Aucun procès en révisionnisme ne sera fait à qui déclare tranquillement que les millions de morts dans les camps soviétiques, maoïstes ou cambodgiens ne sont que “des détails” de la guerre froide… Ou que les idéologues ne sont “pas très catholiques”.
A gauche, les aveuglements missionnaires ne manquent pas :
• l’URSS était un paradis, de même que Mao, Fidel Castro, Ho Chi Minh, Pol Pot, allaient, du simple fait de libérer leurs peuples de l’oppression étrangère, installer un régime idéal où les droits de chacun seraient positifs ;
• la décolonisation devait résoudre par miracle tous les problèmes dus – forcément – au colonialiste mâle, blanc et de droite (en oubliant que les socialistes Mitterrand, Mollet et Lacoste étaient pour l’Algérie française…) ;
• mai 68 allait forcément libérer les énergies, à commencer par celles du sexe, pour rendre la société apaisée et gentille, sans ego ni exploitation ;
• en 1981, les intellos de gauche « croyaient quitter la nuit pour entrer dans la lumière » (Jack Lang) – tout en affirmant que la démocratie se résume à la dictature de la majorité (Laignel, député) ;
• en 1985, cinéastes, metteurs en scène et chanteurs soutenaient que l’immigration devait être libre et que tout sans papiers se devait d’en avoir – et qu’importe à ces nantis habitant les beaux quartiers et les villas sécurisées de Côte d’Azur, la cohabitation des banlieues et l’impuissance de l’école quand 70% des enfants parlent à peine le français.

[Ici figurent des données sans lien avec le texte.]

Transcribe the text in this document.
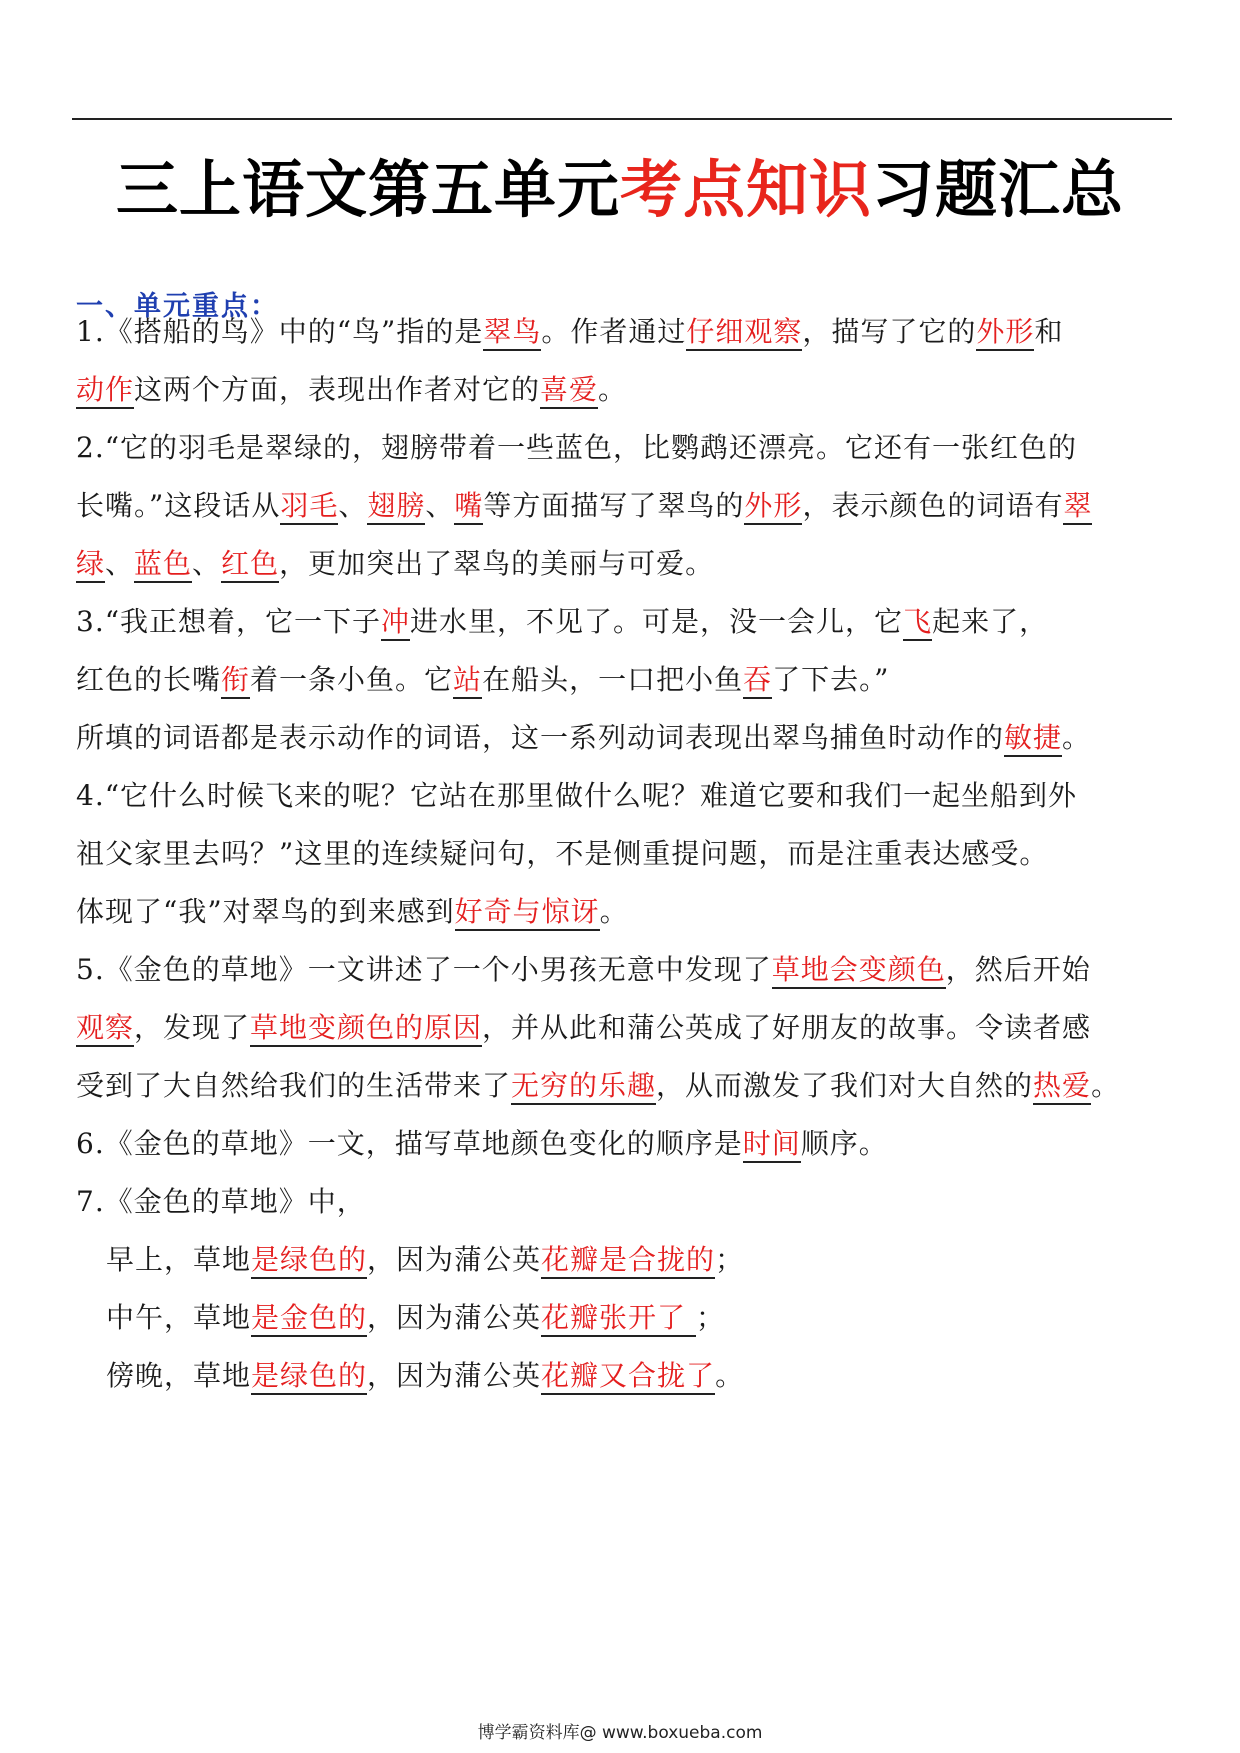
三上语文第五单元考点知识习题汇总
一、单元重点：
1.《搭船的鸟》中的“鸟”指的是翠鸟。作者通过仔细观察，描写了它的外形和
动作这两个方面，表现出作者对它的喜爱。
2.“它的羽毛是翠绿的，翅膀带着一些蓝色，比鹦鹉还漂亮。它还有一张红色的
长嘴。”这段话从羽毛、翅膀、嘴等方面描写了翠鸟的外形，表示颜色的词语有翠
绿、蓝色、红色，更加突出了翠鸟的美丽与可爱。
3.“我正想着，它一下子冲进水里，不见了。可是，没一会儿，它飞起来了，
红色的长嘴衔着一条小鱼。它站在船头，一口把小鱼吞了下去。”
所填的词语都是表示动作的词语，这一系列动词表现出翠鸟捕鱼时动作的敏捷。
4.“它什么时候飞来的呢？它站在那里做什么呢？难道它要和我们一起坐船到外
祖父家里去吗？”这里的连续疑问句，不是侧重提问题，而是注重表达感受。
体现了“我”对翠鸟的到来感到好奇与惊讶。
5.《金色的草地》一文讲述了一个小男孩无意中发现了草地会变颜色，然后开始
观察，发现了草地变颜色的原因，并从此和蒲公英成了好朋友的故事。令读者感
受到了大自然给我们的生活带来了无穷的乐趣，从而激发了我们对大自然的热爱。
6.《金色的草地》一文，描写草地颜色变化的顺序是时间顺序。
7.《金色的草地》中，
早上，草地是绿色的，因为蒲公英花瓣是合拢的；
中午，草地是金色的，因为蒲公英花瓣张开了 ；
傍晚，草地是绿色的，因为蒲公英花瓣又合拢了。
博学霸资料库@ www.boxueba.com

A droite, l’aveuglement technocratique est de la même eau :
• il faut être atlantiste, même si les Etats-Unis n’en font qu’à leur tête et que la France n’a pas son mot à dire ;
• il faut être pro-européen, même si la bureaucratie s’emballe et régente la taille des bouchons ou la production au lait cru, même si les diplomaniaques « croient » en la vertu d’intégrer la Turquie, voire le Maroc et l’Algérie ;
• il faut encourager l’immigration pour une société « métissée » car le système social ne saurait subsister sans l’apport incessants de nouveaux actifs ;
• il faut être dérégulateur et ouvert à tous marchés, car le progrès économique se mesure à l’aune du monde – et tant pis pour les chômeurs, les in-requalifiables, les prises de contrôle étranger sur les fleurons industriels ;
• il faut être pour la mondialisation par principe car la nation est un concept dépassé – comme on l’a si bien vu dans les Balkans après la mort de Tito.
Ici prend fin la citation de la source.